Ce sont les cadeaux de toutes les destinées manifestes empoisonnées, c’est cet imaginaire mis au futur que ceux qui nous ont capturés voudraient que nous perpétuions et auquel ils voudraient que nous participions. L’imposition de ce monde mort impitoyable était poussée par une utopie idéalisée comme Maison Charnelle, c’était ‘pour notre bien’, un acte de ‘civilisation’.

Tuer l’‘Indien’ ; tuer notre passé et notre avenir avec. ‘Sauver l’homme’ ; imposer un autre passé et avec, un autre futur.

Ce sont les idéaux apocalyptiques des violeurs, des racistes, des hétéro-patriarches. La foi doctrinaire aveugle de ceux qui ne peuvent voir la vie qu’à travers un prisme, un kaléidoscope brisé de guerre totale et sans fin.

C’est une vision apocalyptique qui colonise nos imaginations et détruit notre passé et notre futur simultanément. C’est une lutte pour dominer la signification humaine et toute existence.

C’est le futurisme de notre colonisateur, le capitaliste. C’est tout à la fois chaque futur jamais volé par le pillard, le causeur de guerre et le violeur.

La question a toujours été celle de l’existence et de la non-existence. C’est l’apocalypse, actualisée. Et la seule certitude est une fin mortelle, le colonialisme est la peste.

Nos ancêtres comprenaient que cette manière d’être ne pouvait pas être raisonnée ni négociée. Qu’elle ne pouvait pas être modérée ni sauvée. Ils comprenaient que l’apocalypse n’existe que dans l’absolu.

Nos ancêtres ont rêvé contre la fin du monde.

Beaucoup de mondes ont disparu avant celui-ci. Nos histoires traditionnelles sont étroitement liées au tissu de la naissance et de la fin des mondes. A travers ces cataclysmes nous avons appris beaucoup de leçons qui nous ont formés tels que nous sommes et nous ont appris comment être avec les autres. Nos manières d’être sont définies par le fait de trouver l’harmonie par et à travers la destruction des mondes. L’Elliptique. La Naissance. La Mort. La Renaissance.

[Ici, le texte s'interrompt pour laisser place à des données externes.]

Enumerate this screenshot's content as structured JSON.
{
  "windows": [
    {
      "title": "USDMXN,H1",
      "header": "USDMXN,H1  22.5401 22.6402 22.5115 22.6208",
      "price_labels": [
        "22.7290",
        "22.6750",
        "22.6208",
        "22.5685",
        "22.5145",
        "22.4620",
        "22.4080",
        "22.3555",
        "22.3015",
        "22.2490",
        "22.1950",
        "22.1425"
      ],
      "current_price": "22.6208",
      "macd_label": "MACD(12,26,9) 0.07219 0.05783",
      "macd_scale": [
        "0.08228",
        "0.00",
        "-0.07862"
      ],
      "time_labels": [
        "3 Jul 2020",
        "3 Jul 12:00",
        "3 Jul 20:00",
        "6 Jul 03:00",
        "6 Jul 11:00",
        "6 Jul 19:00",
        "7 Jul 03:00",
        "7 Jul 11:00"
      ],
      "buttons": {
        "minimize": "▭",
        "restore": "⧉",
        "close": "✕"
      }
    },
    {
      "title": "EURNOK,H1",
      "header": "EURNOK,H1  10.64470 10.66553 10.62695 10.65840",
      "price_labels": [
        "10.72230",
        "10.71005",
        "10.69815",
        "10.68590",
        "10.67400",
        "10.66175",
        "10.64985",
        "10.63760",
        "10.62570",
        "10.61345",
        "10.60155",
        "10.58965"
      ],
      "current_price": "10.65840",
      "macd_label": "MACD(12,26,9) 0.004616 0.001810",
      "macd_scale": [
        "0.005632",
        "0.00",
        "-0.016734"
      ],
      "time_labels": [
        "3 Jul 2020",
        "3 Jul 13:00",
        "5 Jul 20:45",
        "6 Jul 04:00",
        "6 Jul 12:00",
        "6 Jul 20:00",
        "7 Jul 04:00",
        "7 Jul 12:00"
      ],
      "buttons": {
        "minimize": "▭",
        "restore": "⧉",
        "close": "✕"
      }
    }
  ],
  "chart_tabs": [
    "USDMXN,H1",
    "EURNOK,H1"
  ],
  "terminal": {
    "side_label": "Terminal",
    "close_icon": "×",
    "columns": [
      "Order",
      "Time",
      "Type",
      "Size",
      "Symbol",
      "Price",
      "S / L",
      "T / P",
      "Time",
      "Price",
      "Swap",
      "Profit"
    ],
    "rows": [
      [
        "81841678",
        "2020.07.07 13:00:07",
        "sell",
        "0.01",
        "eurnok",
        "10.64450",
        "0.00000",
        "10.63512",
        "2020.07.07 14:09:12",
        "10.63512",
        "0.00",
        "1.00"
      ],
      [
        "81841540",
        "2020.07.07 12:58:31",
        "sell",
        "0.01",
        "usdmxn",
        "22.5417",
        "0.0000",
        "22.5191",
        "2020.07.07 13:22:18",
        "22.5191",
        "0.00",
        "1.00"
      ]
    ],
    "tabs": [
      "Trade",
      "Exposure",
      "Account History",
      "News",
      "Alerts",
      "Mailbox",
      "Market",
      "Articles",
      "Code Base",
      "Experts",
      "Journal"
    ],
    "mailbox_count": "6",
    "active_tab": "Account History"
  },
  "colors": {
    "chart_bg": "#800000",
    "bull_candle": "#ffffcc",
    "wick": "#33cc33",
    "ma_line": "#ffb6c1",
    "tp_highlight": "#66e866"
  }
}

Nous avons un nombre inconnu d’histoires innombrables sur le monde qui fait partie de nous. C’est le langage du cosmos, c’est le langage de prophéties gravées depuis longtemps dans les cicatrices des lieux où nos ancêtres ont rêvé. C’est la danse des fantômes, les Sept Feux, la naissance du Bison Blanc, les sept générations, c’est les cinq soleils, c’est écrit dans la pierre, près d’Oraibi, et au-delà. Ces prédictions ne font pas que prédire, elles ont été aussi des diagnostiques, et instructives.

Nous sommes les rêveurs rêvés par nos ancêtres. Nous avons traversé le temps entre les souffles de nos rêves. Nous existons en même temps que nos ancêtres et les générations à naître. Notre futur est tenu par vos mains. C’est notre mutualité et notre interdépendance. C’est notre relativité. Ce sont des plis dans nos mémoires, doucement pliées par nos ancêtres. C’est notre Temps de Rêve collectif, et c’est Maintenant. Alors. Demain. Hier.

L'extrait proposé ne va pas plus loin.